Four Japanese automakers and the Tokyo electric utility have established an association to standardise electric vehicle charging and promote the installation of fast charging systems worldwide.

Toyota Motor, Nissan Motor, Mitsubishi Motors, Fuji Heavy Industries (Subaru), and the Tokyo Electric Power Company said on Monday they had formally established CHAdeMO Association and become its executive members.

CHAdeMO is an abbreviation of CHArge de MOve, equivalent to charge for moving, and is a pun for O cha demo ikaga desuka in Japanese, meaning "Let's have a tea while charging" in English.
 
Last August, Nissan, Mitsubishi, Fuji Heavy and TEPCO started a preparatory committee and Toyota subsequently joined the committee, enabling association to be established with the initial five companies as executive members.
 
The founders expect 158 business entities and government bodies, including 20 foreign companies, to join the association, such as automakers, electric utilities, charger manufacturers, charging service providers, and other supporting groups.

"The association is going to promote the electric vehicles through the efforts of technical improvements of quick chargers, standardisation activities of charging methods, and international extension of our knowledge related to quick-charger installations," CHAdeMO said.

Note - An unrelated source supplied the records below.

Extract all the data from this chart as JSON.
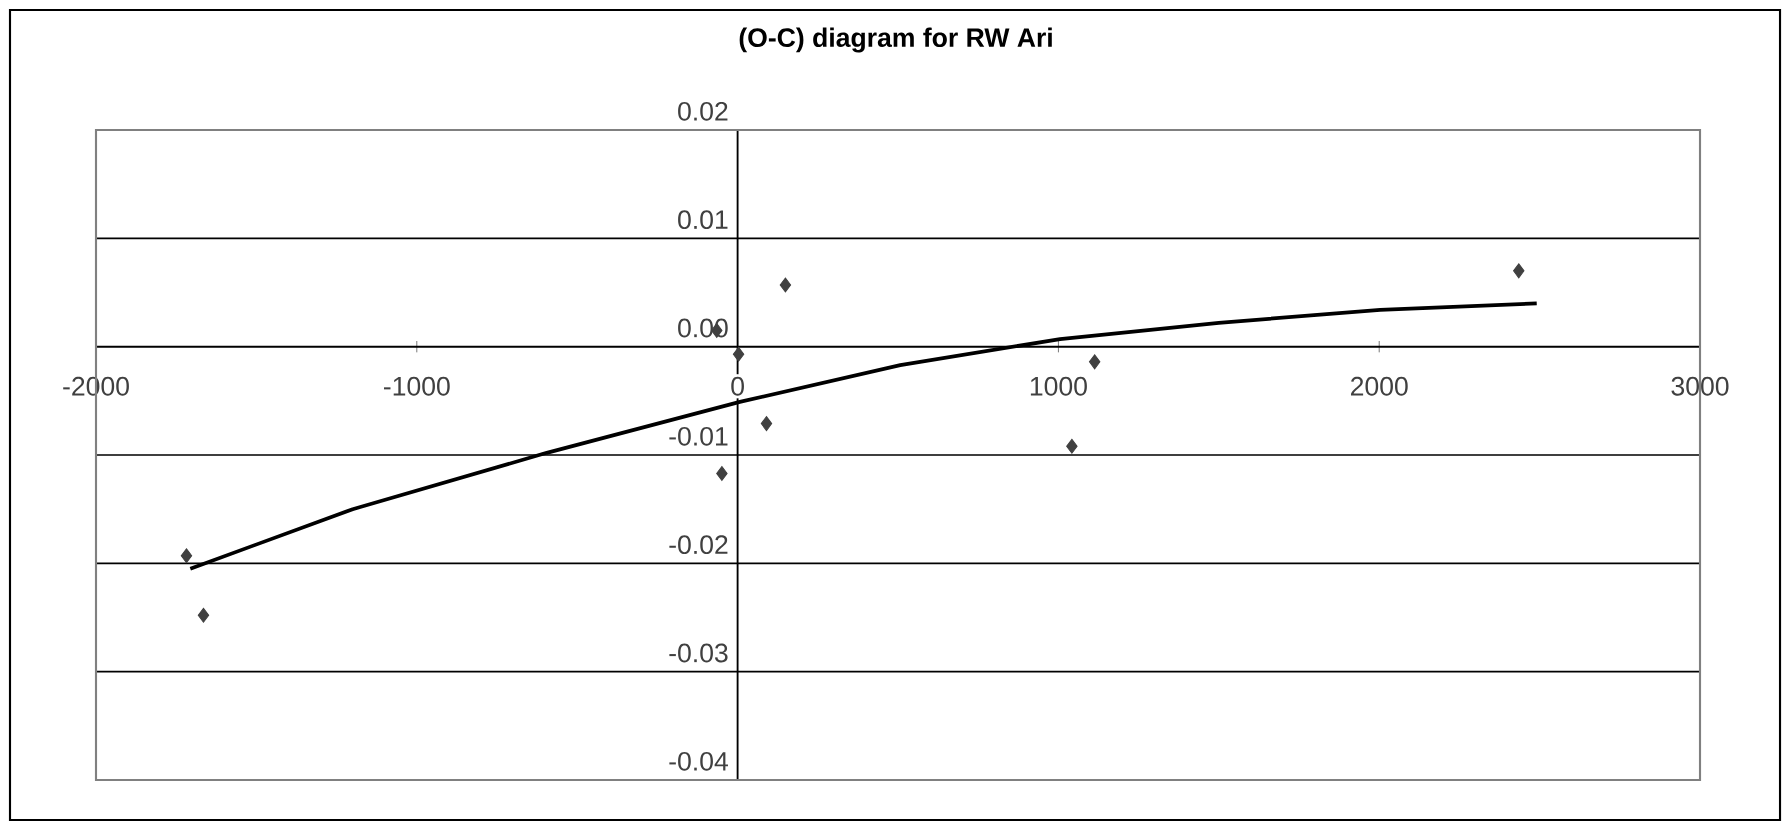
{
  "chart_data": {
    "type": "scatter",
    "title": "(O-C) diagram for RW Ari",
    "xlim": [
      -2000,
      3000
    ],
    "ylim": [
      -0.04,
      0.02
    ],
    "xticks": [
      -2000,
      -1000,
      0,
      1000,
      2000,
      3000
    ],
    "yticks": [
      {
        "value": 0.02,
        "label": "0.02"
      },
      {
        "value": 0.01,
        "label": "0.01"
      },
      {
        "value": 0,
        "label": "0.00"
      },
      {
        "value": -0.01,
        "label": "-0.01"
      },
      {
        "value": -0.02,
        "label": "-0.02"
      },
      {
        "value": -0.03,
        "label": "-0.03"
      },
      {
        "value": -0.04,
        "label": "-0.04"
      }
    ],
    "grid": "y",
    "marker": "diamond",
    "series": [
      {
        "color": "#404040",
        "x": [
          -1718,
          -1665,
          -65,
          3,
          149,
          90,
          -49,
          1042,
          1113,
          2435
        ],
        "values": [
          -0.0193,
          -0.0248,
          0.0015,
          -0.0007,
          0.0057,
          -0.0071,
          -0.0117,
          -0.0092,
          -0.0014,
          0.007
        ]
      },
      {
        "type": "line",
        "marker": "none",
        "color": "#000000",
        "x": [
          -1706,
          -1200,
          -595,
          7,
          507,
          1005,
          1500,
          2003,
          2491
        ],
        "values": [
          -0.0205,
          -0.015,
          -0.0098,
          -0.0051,
          -0.0017,
          0.0007,
          0.0022,
          0.0034,
          0.004
        ]
      }
    ]
  }
}
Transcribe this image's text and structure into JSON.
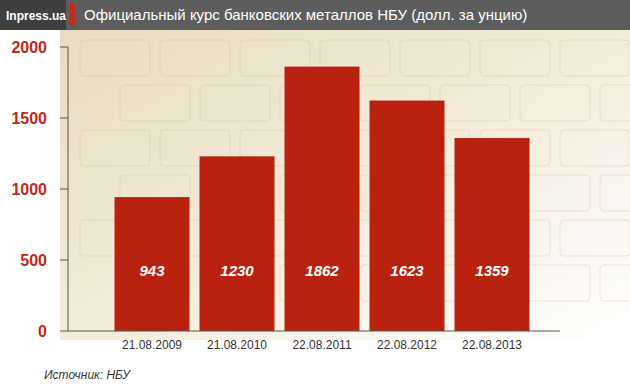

Standardizing charging infrastructure is vital to making electric vehicles popular, TEPCO chairman Tsunehisa Katsumata said.

"We need to make this protocol a standard protocol outside of Japan," he told news agency AFP at a gathering in a Tokyo hotel.

Mitsubishi Motors last year launched the i-MiEV - and has signed a deal to produce OEM versions of PSA brands Peugeot and Citroen, while Fuji Heavy markets the Subaru Plug-in Stella in Japan. Nissan is set to launch the world's first mass market electric vehicle, the Leaf, later this year while Toyota, which has so far focused on hybrids, has promised to launch its own EV by 2012. It has already begun leasing the plug-in Prius hybrid electric vehicle in some markets since late last year, a year earlier than planned.

Standardisation would require all makers to agree on the kind of charging outlet/plug and the voltage, which currently differ among firms.

"It's like establishing a common operation manual or a code that allows the charging machine to work across a broad range of electric vehicles," said Takafumi Anegawa, electric vehicle manager at TEPCO.

The Japanese government has earmarked JPY12.4bn ($13.7m) in the budget for fiscal 2010 starting in April to develop a recharging grid.

But Some officials pointed at hurdles in creating a global standard.

"It will be a big and difficult challenge for the entire world to reach the same method" in charging EVs, Toyota managing officer Koei Saga told AFP. "In the end, we may just need to adhere to the methods in each country."